Our findings in Gaucher disease could also be relevant to other lysosomal storage diseases linked to enzyme deficiency and for which oral and intravenous form of therapy is available. A recent discrete choice experiment study exploring the value that people placed on the different features of treatments for Fabry disease showed that oral treatment was preferred significantly over intravenous treatment [38].

There are several limitations in this study that should be noted. First, compared to the UK general population [28] our sample had a slightly higher proportion of women (66% vs 51% in the UK general population) and was slightly younger with median age 31 vs. 39 years, respectively. Overall, study participants reported being in a very good state of health with high EQ-5D single index score of 0.95. A previous study in the UK found a mean single index score for the UK population of 0.86 with people below 45 years of age reporting decidedly higher values in the 0.91–0.94 range [32]. Our sample may also be overrepresented with highly educated participants.

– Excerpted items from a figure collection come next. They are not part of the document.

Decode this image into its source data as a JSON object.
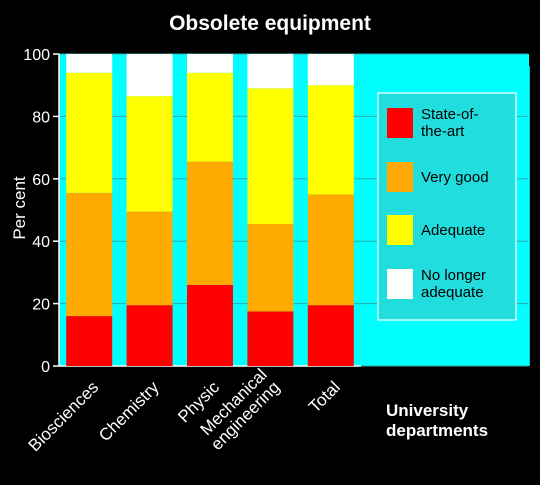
{
  "chart_data": {
    "type": "bar",
    "stacked": true,
    "title": "Obsolete equipment",
    "ylabel": "Per cent",
    "xlabel": "University departments",
    "ylim": [
      0,
      100
    ],
    "yticks": [
      0,
      20,
      40,
      60,
      80,
      100
    ],
    "grid": true,
    "legend_position": "right",
    "categories": [
      "Biosciences",
      "Chemistry",
      "Physic",
      "Mechanical engineering",
      "Total"
    ],
    "series": [
      {
        "name": "State-of-the-art",
        "color": "#ff0000",
        "values": [
          16,
          19.5,
          26,
          17.5,
          19.5
        ]
      },
      {
        "name": "Very good",
        "color": "#ffaa00",
        "values": [
          39.5,
          30,
          39.5,
          28,
          35.5
        ]
      },
      {
        "name": "Adequate",
        "color": "#ffff00",
        "values": [
          38.5,
          37,
          28.5,
          43.5,
          35
        ]
      },
      {
        "name": "No longer adequate",
        "color": "#ffffff",
        "values": [
          6,
          13.5,
          6,
          11,
          10
        ]
      }
    ],
    "colors": {
      "background": "#000000",
      "plot_area": "#00ffff",
      "shadow": "#00c8c8",
      "gridline": "#33aaaa",
      "legend_box": "#22dddd",
      "text": "#ffffff",
      "legend_text": "#000000"
    }
  }
}
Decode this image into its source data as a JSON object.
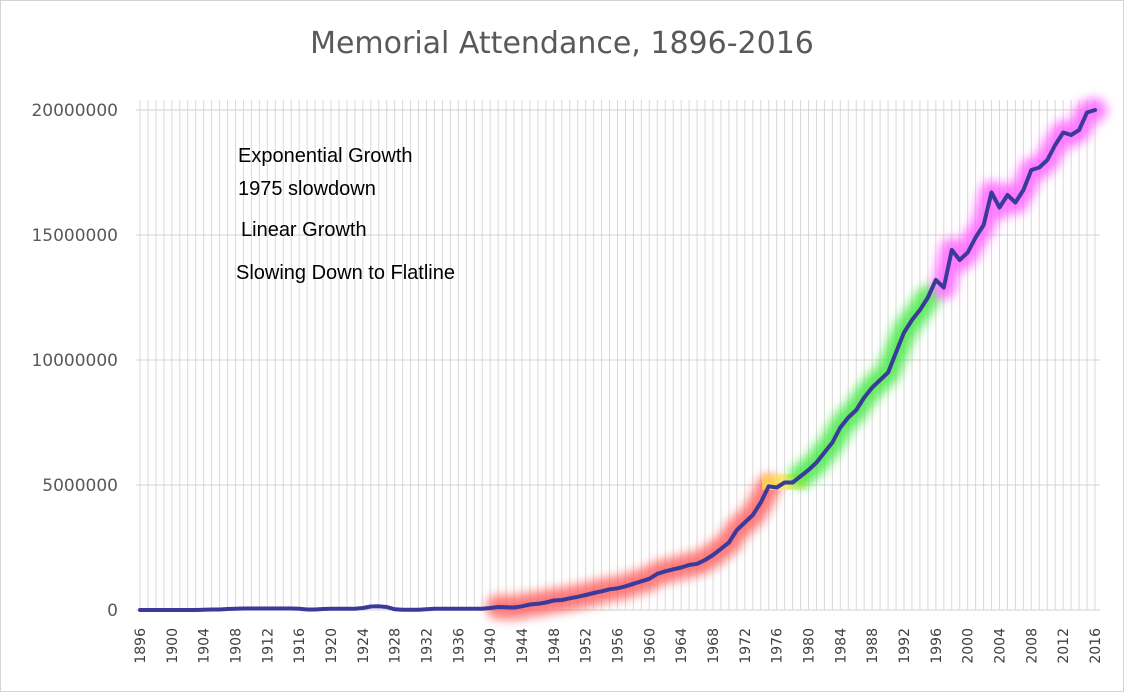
{
  "chart_data": {
    "type": "line",
    "title": "Memorial Attendance, 1896-2016",
    "xlabel": "",
    "ylabel": "",
    "xlim": [
      1896,
      2016
    ],
    "ylim": [
      0,
      20000000
    ],
    "y_ticks": [
      "0",
      "5000000",
      "10000000",
      "15000000",
      "20000000"
    ],
    "x_tick_labels": [
      "1896",
      "1900",
      "1904",
      "1908",
      "1912",
      "1916",
      "1920",
      "1924",
      "1928",
      "1932",
      "1936",
      "1940",
      "1944",
      "1948",
      "1952",
      "1956",
      "1960",
      "1964",
      "1968",
      "1972",
      "1976",
      "1980",
      "1984",
      "1988",
      "1992",
      "1996",
      "2000",
      "2004",
      "2008",
      "2012",
      "2016"
    ],
    "grid": true,
    "line_color": "#3a3a9a",
    "series": [
      {
        "x": [
          1896,
          1897,
          1898,
          1899,
          1900,
          1901,
          1902,
          1903,
          1904,
          1905,
          1906,
          1907,
          1908,
          1909,
          1910,
          1911,
          1912,
          1913,
          1914,
          1915,
          1916,
          1917,
          1918,
          1919,
          1920,
          1921,
          1922,
          1923,
          1924,
          1925,
          1926,
          1927,
          1928,
          1929,
          1930,
          1931,
          1932,
          1933,
          1934,
          1935,
          1936,
          1937,
          1938,
          1939,
          1940,
          1941,
          1942,
          1943,
          1944,
          1945,
          1946,
          1947,
          1948,
          1949,
          1950,
          1951,
          1952,
          1953,
          1954,
          1955,
          1956,
          1957,
          1958,
          1959,
          1960,
          1961,
          1962,
          1963,
          1964,
          1965,
          1966,
          1967,
          1968,
          1969,
          1970,
          1971,
          1972,
          1973,
          1974,
          1975,
          1976,
          1977,
          1978,
          1979,
          1980,
          1981,
          1982,
          1983,
          1984,
          1985,
          1986,
          1987,
          1988,
          1989,
          1990,
          1991,
          1992,
          1993,
          1994,
          1995,
          1996,
          1997,
          1998,
          1999,
          2000,
          2001,
          2002,
          2003,
          2004,
          2005,
          2006,
          2007,
          2008,
          2009,
          2010,
          2011,
          2012,
          2013,
          2014,
          2015,
          2016
        ],
        "y": [
          0,
          0,
          0,
          0,
          0,
          0,
          0,
          0,
          10000,
          20000,
          20000,
          40000,
          50000,
          60000,
          60000,
          60000,
          60000,
          60000,
          60000,
          60000,
          50000,
          20000,
          20000,
          40000,
          50000,
          50000,
          50000,
          50000,
          80000,
          140000,
          150000,
          120000,
          30000,
          10000,
          10000,
          10000,
          30000,
          50000,
          50000,
          50000,
          50000,
          50000,
          50000,
          50000,
          80000,
          120000,
          110000,
          100000,
          150000,
          220000,
          250000,
          300000,
          380000,
          400000,
          470000,
          530000,
          600000,
          680000,
          750000,
          830000,
          870000,
          950000,
          1050000,
          1150000,
          1250000,
          1450000,
          1550000,
          1630000,
          1700000,
          1800000,
          1850000,
          2000000,
          2200000,
          2450000,
          2700000,
          3200000,
          3500000,
          3800000,
          4300000,
          4950000,
          4900000,
          5100000,
          5100000,
          5350000,
          5600000,
          5900000,
          6300000,
          6700000,
          7300000,
          7700000,
          8000000,
          8500000,
          8900000,
          9200000,
          9500000,
          10300000,
          11100000,
          11600000,
          12000000,
          12500000,
          13200000,
          12900000,
          14400000,
          14000000,
          14300000,
          14900000,
          15400000,
          16700000,
          16100000,
          16600000,
          16300000,
          16800000,
          17600000,
          17700000,
          18000000,
          18600000,
          19100000,
          19000000,
          19200000,
          19900000,
          20000000
        ]
      }
    ],
    "highlight_segments": [
      {
        "label": "Exponential Growth",
        "color": "#ff5a5a",
        "from": 1941,
        "to": 1975
      },
      {
        "label": "1975 slowdown",
        "color": "#ffe94a",
        "from": 1975,
        "to": 1979
      },
      {
        "label": "Linear Growth",
        "color": "#3ee83e",
        "from": 1979,
        "to": 1995
      },
      {
        "label": "Slowing Down to Flatline",
        "color": "#ff5cff",
        "from": 1997,
        "to": 2016
      }
    ],
    "legend": [
      {
        "label": "Exponential Growth",
        "color": "#ff5a5a"
      },
      {
        "label": "1975 slowdown",
        "color": "#ffe94a"
      },
      {
        "label": "Linear Growth",
        "color": "#3ee83e"
      },
      {
        "label": "Slowing Down to Flatline",
        "color": "#ff5cff"
      }
    ],
    "legend_position": "top-left"
  }
}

Another limitation of the study that one could raise is the absence of direct input from patients with Gaucher disease in the development of the health states descriptions. However, the purpose of the present study was to focus on specific known attributes related to the modes of treatment administration rather than the disease itself. The exploration of utilities related to various disease states in GD1 was already published by Ganz et al. [39]. Still, attempts were made to ensure that the health state descriptions were as representative as possible, but we cannot exclude the possibility of having overlooked some issues of importance to patients.

Conclusions

In conclusion, the utility values provided by this study demonstrate the HRQL impact of changes in treatment modes of administration and treatment characteristic profiles. The data suggests that these differences are significant and could potentially have important consequences for patients. Despite the study limitations, such data may be used to help support economic evaluations of future treatments for Gaucher disease.